A gain has accrued in the tragic turmoil of Kashmir, that of the shattering of Kashmiri Muslims’ fantasy that if they raised their hands for Pakistan, it would go to the great lengths to secure their integration with itself. Pakistan demonstrated quite unequivocally that it could only do so much for its beloved Kashmiris. Also the unrestrained violence of the militants has left a large number of Muslims cold. In two to three years Kashmir will grow into a stable and livable place, with the unshakable attendant stigma of destruction, violence, and tragedy hanging over the heads of its inhabitants for a long time to come. The culture of the place has been permanently altered. Many children will grow with aberrated psyches. The shadow of distrust between Hindu and Muslim communities will endure for several decades.

The above picture of the future of Kashmir is idealized. Actually Indian government will not be able to shake off all its inhibitions, apprehensions, and inertia about Kashmir rapidly; Kashmiri Muslims will not totally forget their inflamed religious passion for the vision of an Islamic state of Kashmir; Pakistan can not, both for its political and psychological reasons, cut itself off from Kashmir. Kashmir’s return to normalcy will continue, but it will be laced with many setbacks, violent opposition, sabotages, and false-steps. The drama of the Kashmiri stupidity, Indian incompetence, and Pakistani greed will continue for a while, impeding the progress in Kashmir. In the long run Kashmir will regain its equilibrium and humanity; some of the illusions of all the major involved parties will be shattered.

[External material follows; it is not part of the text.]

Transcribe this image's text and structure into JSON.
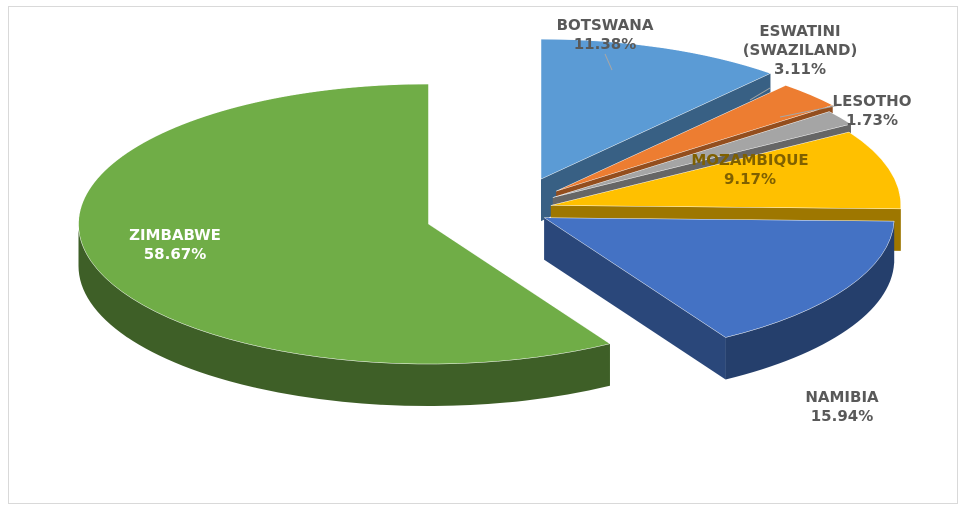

Kashmiri Pandits, the tragic victims of the Kashmir war, will continue to remain refugees in their land for a while. The militants see their return as ultimate defeat of their objective in Kashmir. Therefore, they will continue to indulge in activities like the massacres in Wandhama and Sangrampura to discourage the Pandit resettlement. Pandits will never inhabit Kashmir in the same way as they did before.